5 obstacles that could slow construction recovery

New York City-based attorney Barry B. LePatner is the CEO of Insights + management consultancy and a nationally recognized construction advisor to corporate, commercial and real estate developers and lenders. Opinions are those of the author.

The country’s construction industry, along with professional architects and engineers, plays a vital role in the economic well-being of the US economy. Construction accounted for 4.3% of our GDP, according to Federal Reserve Bank statistics during the last 12 months. Despite the slowdown in construction activity during the COVID-19 pandemic, contractors are facing decades of unprecedented growth.

Barry B. LePatner

The pandemic has significantly delayed or stopped significant construction work. Most of these delayed projects will resume when the economy reopens during the remainder of this year. In addition, the reports from Florida attest to the structural collapse of the Champlain Towers Condominiums in our nation are in tremendous need to rehabilitate tens of millions of square feet of our built environment as the average age of US commercial buildings is almost 53 years old.

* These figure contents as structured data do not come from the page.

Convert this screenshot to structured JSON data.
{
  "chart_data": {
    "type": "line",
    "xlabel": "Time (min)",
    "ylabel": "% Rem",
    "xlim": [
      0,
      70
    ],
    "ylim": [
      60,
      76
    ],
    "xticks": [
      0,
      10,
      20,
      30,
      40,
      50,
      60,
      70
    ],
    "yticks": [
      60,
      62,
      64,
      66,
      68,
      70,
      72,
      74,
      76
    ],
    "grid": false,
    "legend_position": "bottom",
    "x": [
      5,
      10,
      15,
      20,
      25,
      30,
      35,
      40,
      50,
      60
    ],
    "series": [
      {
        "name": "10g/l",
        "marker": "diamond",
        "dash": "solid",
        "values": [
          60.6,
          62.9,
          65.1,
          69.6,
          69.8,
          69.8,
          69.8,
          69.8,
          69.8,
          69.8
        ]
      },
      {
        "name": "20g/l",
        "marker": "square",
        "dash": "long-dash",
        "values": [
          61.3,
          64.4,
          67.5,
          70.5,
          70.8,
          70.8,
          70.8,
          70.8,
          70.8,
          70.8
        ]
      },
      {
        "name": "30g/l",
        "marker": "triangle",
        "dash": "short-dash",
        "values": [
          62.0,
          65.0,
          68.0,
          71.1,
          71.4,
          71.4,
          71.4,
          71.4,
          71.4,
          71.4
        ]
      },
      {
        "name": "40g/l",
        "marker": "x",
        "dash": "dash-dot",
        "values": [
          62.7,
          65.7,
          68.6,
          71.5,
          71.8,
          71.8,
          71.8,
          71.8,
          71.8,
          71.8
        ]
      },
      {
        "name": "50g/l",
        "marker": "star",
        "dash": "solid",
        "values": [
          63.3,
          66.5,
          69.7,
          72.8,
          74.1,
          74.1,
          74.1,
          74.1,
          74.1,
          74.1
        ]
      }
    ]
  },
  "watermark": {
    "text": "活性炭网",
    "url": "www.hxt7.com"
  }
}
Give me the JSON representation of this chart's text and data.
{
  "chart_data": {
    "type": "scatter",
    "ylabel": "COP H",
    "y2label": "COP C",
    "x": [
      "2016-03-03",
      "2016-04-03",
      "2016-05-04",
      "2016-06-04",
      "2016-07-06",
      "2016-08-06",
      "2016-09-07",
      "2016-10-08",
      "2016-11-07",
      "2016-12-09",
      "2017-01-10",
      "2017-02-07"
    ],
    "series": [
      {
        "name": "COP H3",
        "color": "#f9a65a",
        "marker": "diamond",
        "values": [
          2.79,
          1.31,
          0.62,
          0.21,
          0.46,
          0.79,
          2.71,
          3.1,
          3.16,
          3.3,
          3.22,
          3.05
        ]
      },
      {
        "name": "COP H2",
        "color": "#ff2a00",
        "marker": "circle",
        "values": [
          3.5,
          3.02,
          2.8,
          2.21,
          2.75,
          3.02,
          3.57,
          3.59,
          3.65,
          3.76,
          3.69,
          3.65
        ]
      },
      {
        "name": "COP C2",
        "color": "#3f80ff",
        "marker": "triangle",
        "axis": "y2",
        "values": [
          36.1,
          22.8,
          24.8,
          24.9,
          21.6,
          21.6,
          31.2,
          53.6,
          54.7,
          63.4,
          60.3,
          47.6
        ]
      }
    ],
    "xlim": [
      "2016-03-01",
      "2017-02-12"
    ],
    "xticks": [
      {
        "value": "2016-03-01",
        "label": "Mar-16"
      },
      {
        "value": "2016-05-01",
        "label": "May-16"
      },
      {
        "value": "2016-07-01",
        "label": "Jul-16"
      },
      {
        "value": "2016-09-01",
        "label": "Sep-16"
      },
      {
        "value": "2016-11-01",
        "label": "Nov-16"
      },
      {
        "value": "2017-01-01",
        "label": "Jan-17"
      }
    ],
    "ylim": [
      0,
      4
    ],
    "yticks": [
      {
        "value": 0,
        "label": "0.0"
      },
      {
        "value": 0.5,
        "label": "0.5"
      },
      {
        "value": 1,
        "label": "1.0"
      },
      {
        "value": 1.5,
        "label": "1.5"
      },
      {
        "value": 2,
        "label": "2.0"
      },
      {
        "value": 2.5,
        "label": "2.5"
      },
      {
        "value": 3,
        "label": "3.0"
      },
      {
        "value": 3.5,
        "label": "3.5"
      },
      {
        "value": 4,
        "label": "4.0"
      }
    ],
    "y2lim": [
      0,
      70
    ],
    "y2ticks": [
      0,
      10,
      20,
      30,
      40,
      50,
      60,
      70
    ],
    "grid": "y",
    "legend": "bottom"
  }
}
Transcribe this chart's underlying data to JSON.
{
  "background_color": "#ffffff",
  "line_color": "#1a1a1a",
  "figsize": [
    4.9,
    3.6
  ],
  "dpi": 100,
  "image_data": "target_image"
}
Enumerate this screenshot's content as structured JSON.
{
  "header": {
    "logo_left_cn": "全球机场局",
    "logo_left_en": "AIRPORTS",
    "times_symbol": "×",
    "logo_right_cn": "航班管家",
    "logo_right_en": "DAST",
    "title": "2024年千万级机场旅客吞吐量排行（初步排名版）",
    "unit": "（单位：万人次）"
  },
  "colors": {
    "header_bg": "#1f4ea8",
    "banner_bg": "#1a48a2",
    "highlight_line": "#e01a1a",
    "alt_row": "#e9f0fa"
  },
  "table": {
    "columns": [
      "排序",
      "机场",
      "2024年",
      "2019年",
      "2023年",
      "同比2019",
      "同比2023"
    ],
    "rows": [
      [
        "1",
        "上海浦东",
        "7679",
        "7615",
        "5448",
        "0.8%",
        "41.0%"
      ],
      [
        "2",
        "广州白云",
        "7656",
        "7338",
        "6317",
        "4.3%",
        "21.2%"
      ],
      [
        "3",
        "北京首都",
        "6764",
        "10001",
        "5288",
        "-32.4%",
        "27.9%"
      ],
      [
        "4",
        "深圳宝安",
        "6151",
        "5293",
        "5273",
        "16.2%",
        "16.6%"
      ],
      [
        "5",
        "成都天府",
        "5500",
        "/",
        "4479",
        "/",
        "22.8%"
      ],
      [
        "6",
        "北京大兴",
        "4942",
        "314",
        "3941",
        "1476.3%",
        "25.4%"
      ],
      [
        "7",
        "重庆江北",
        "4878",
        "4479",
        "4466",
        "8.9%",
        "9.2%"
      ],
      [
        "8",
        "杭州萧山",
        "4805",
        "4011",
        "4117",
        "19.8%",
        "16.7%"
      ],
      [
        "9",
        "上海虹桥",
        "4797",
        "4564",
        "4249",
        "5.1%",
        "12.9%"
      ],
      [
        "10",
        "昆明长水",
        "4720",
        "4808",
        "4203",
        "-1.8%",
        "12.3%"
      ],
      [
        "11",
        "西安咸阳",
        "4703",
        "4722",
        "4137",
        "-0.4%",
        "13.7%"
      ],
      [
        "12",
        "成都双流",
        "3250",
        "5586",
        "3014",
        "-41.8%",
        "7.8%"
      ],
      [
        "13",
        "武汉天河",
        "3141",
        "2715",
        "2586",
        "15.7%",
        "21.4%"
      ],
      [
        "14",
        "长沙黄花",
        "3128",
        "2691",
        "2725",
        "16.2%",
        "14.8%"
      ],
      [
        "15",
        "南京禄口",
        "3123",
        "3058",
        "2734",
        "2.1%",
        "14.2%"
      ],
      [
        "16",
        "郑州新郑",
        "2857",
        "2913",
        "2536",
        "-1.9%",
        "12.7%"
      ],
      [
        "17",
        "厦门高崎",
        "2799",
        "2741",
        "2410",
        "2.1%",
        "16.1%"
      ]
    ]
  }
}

In the coming decades, many of these buildings will be substantially overhauled or demolished or replaced by new buildings spanning billions of square meters. Add to that the likelihood of a multimillion dollar infrastructure initiative being driven by the Biden administration, and it’s easy to see why the design and construction world should have better days ahead.

However, countering these rosy predictions are significant obstacles that threaten to hinder the usual benefits of a lengthy growth period. The greatest challenges are:

Weak pricing: As the construction market is slowly returning to pre-pandemic levels, construction companies continue to show a traditional propensity to take on at or below cost work just to keep their workers busy. By adopting this strategy – which strangles the cash flow it needs – the industry risks generating low profits through 2022 and beyond, inevitably delaying a recovery for a year or two, even if the overall market heats up.

Skilled workers shortage: The widespread shortage of workers in the skilled trades has been a burden for the industry for several years. After a Affiliated builders and contractors analysis the US Census Bureau data and a forecast of expected construction growth in 2021 by a business consultancy Landmark Advisor, the construction industry will need an additional 430,000 new workers in 2021 to meet the demand than were employed in 2020.

The industry has failed in recent years to find ways to attract new workers or to create incentives to train new apprentices for professions that are in dire need of recruitment for a variety of high-paying jobs. If construction spending increases at a higher rate of growth due to the backlog in the post-COVID era, that number could be closer to 1 million. Without meeting these bottlenecks and reaching the whole country to develop a new generation of workers, the industry will not be able to meet the increasing new demands for the remainder of the decade and beyond.

Increased material costs: The prices for many building materials have risen dramatically since the beginning of the pandemic. From April 2020 to February 2021, the cost of purchasing goods and equipment through contractors increased by nearly 13%. According to the Association of General Contractors, the cost of other materials increased even more over the same period, including:

  • Diesel fuel: 114%.
  • Lumber and plywood: 62%.
  • The copper and brass mill index: 37%.
  • Steel mill products: 20%.

The cost of timber for residential property has risen into the three-digit number but is showing a steady decline that is likely to continue for the rest of the year. Finding new resources or just passing these increases on to public and private owners has not been an easy task for the industry.

Supply chain problems: Before the pandemic, up to 30% of all materials and products were purchased abroad in many projects. As the pandemic broke out, shipments of overseas products came to a virtual standstill due to lockouts of workers from ports around the world, shutdowns of supply routes and a shortage of container ships. As a result of more than two decades of searching overseas for cheaper labor costs around the world, the pandemic has severely affected the ability to source these materials and left a serious dent in the supply chain essential for the timely construction of U.S. projects is crucial.

Many manufacturers, who have benefited from cheap overseas labor procurement, plan to build new factories in the United States. When completed in the next few years, our domestic supply chain will be more reliable, but product costs are likely to increase at least 20% above existing prices.

technological reluctance: Contractors are the slowest adapters of advanced technology in any industry in the world. This is noteworthy as the performance of construction workers is pathetic and costs public and private owners who have to pay for this inefficiency.

The industry’s low profitability of 1% to 4% per year means that most organizations have been unable to allocate funds to invest significantly in hardware, software, and training to improve productivity advances. This obstacle, like any other factor, may not improve until a new generation of leaders take over the reins over the next 10 years.

The United States is on the cusp of a new and much-needed construction boom. It is up to us if we are only willing to make the decisions and investments necessary to get there.